Vous jouez autant des seules en scène que des pièces avec des troupes. Une préférence particulière ?
J’aime le groupe, je m’éclate à jouer avec une troupe, j’aime la fraternité, la sororité. Je suis fille unique, j’aime donc aller vers des familles. J’aime l’humain, rencontrer, le groupe est vital. Le seule en scène, c’est plus en termes de liberté que j’aime tendre vers ça aussi. Il y a des moments qu’on aime avoir pour soi. C’est un challenge vertigineux, un shoot d’adrénaline.
Que représente Paris pour vous ?
C’était un rêve de gosse. Ce que je suis en train de vivre en ce moment que d’habiter à Paris, y jouer un spectacle qui parle de suivre ses rêves, de s’émanciper, c’est magique. Je voulais ce luxe-là que de rentrer à la maison après avoir joué, d’avoir cette régularité. Ca fait 12 ans que je vis à Paris. Et en ce moment, je joue dans un endroit incroyable, à La Huchette, où Jacqueline Maillan, Belmondo et Trintignant sont passés par là. Franck Desmedt, son directeur, avait adoré mes spectacles qu’il avait vus à Avignon, il croit en moi et avait envie de m’aider. Il y a eu un vrai feeling entre nous. Un bel alignement des planètes. Les choses arrivent si elles doivent arriver.

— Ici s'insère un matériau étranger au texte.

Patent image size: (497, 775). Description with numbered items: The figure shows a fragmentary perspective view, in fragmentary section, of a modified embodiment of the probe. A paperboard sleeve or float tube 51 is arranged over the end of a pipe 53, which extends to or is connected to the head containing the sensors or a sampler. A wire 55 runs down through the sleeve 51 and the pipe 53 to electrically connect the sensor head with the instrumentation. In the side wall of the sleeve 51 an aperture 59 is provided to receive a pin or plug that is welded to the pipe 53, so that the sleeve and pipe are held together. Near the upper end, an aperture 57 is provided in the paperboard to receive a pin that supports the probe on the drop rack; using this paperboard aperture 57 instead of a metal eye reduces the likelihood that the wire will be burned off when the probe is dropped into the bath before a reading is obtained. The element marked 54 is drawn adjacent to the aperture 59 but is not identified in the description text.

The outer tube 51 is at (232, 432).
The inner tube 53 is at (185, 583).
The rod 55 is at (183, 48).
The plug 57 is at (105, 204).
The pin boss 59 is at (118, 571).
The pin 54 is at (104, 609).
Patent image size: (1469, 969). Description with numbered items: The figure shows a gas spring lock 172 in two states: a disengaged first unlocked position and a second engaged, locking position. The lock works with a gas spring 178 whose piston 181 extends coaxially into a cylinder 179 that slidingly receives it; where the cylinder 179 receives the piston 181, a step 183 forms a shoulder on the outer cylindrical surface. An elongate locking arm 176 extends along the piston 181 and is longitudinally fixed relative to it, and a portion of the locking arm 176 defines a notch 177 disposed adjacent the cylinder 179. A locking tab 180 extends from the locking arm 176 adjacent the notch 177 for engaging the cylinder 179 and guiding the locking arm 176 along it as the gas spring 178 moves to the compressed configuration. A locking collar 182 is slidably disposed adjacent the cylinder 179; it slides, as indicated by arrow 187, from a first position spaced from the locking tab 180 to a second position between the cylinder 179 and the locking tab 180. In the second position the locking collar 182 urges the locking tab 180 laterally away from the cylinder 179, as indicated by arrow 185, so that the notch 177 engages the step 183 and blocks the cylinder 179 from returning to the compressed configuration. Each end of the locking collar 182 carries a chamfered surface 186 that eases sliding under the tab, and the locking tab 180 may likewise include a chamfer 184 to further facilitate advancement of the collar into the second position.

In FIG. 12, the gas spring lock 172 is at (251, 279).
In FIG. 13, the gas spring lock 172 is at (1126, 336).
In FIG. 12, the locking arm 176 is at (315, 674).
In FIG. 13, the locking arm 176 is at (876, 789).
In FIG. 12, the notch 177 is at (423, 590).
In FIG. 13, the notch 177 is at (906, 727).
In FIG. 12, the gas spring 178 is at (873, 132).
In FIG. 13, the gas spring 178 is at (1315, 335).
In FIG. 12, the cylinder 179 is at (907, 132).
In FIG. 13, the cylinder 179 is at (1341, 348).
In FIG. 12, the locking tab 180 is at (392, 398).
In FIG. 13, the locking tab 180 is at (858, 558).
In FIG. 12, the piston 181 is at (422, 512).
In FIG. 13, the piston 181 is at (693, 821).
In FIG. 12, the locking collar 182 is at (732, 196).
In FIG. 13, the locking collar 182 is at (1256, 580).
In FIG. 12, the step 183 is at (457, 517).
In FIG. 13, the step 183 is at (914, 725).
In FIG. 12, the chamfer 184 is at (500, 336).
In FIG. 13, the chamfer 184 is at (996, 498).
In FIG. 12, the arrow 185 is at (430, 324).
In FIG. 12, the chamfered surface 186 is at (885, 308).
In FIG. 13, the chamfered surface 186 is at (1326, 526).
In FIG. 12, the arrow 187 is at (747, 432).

Votre Panthéon artistique ?
Il y en a tellement et qui n’ont rien à voir les uns des autres ! Il y a Philippe Caubère, maître à suivre dans sa virtuosité qu’il a de passer d’un personnage à l’autre. J’adore l’univers de Joël Pommerat, Guillaume Vincent, David Lescot, Xavier Gallais, Thomas Ostermeyer, Vincent Dedienne, Angélica Liddell, Peter Brook… J’aime tous les styles du spectacle vivant, sous quelque forme que ce soit… Tout est nourriture.
Quels sont vos projets ?
Avec la Compagnie Nova, on travaille sur un spectacle sur les mémoires de la Guerre d’Algérie, Et le cœur fume encore qui tourne un peu partout et on va créer un nouveau spectacle ensemble, autour de la banlieue. Et je travaille aussi avec la Compagnie de l’Eternel Eté. J’écris aussi tranquillement un troisième seule en scène. Je n’irai pas forcément là où on m’attend en tout cas.
Merci Eva !
T’es toi !, au Théâtre de La Huchette, 23 rue de La Huchette 75005 Paris.
Du mardi au samedi à 21h, jusqu’au 9 mai.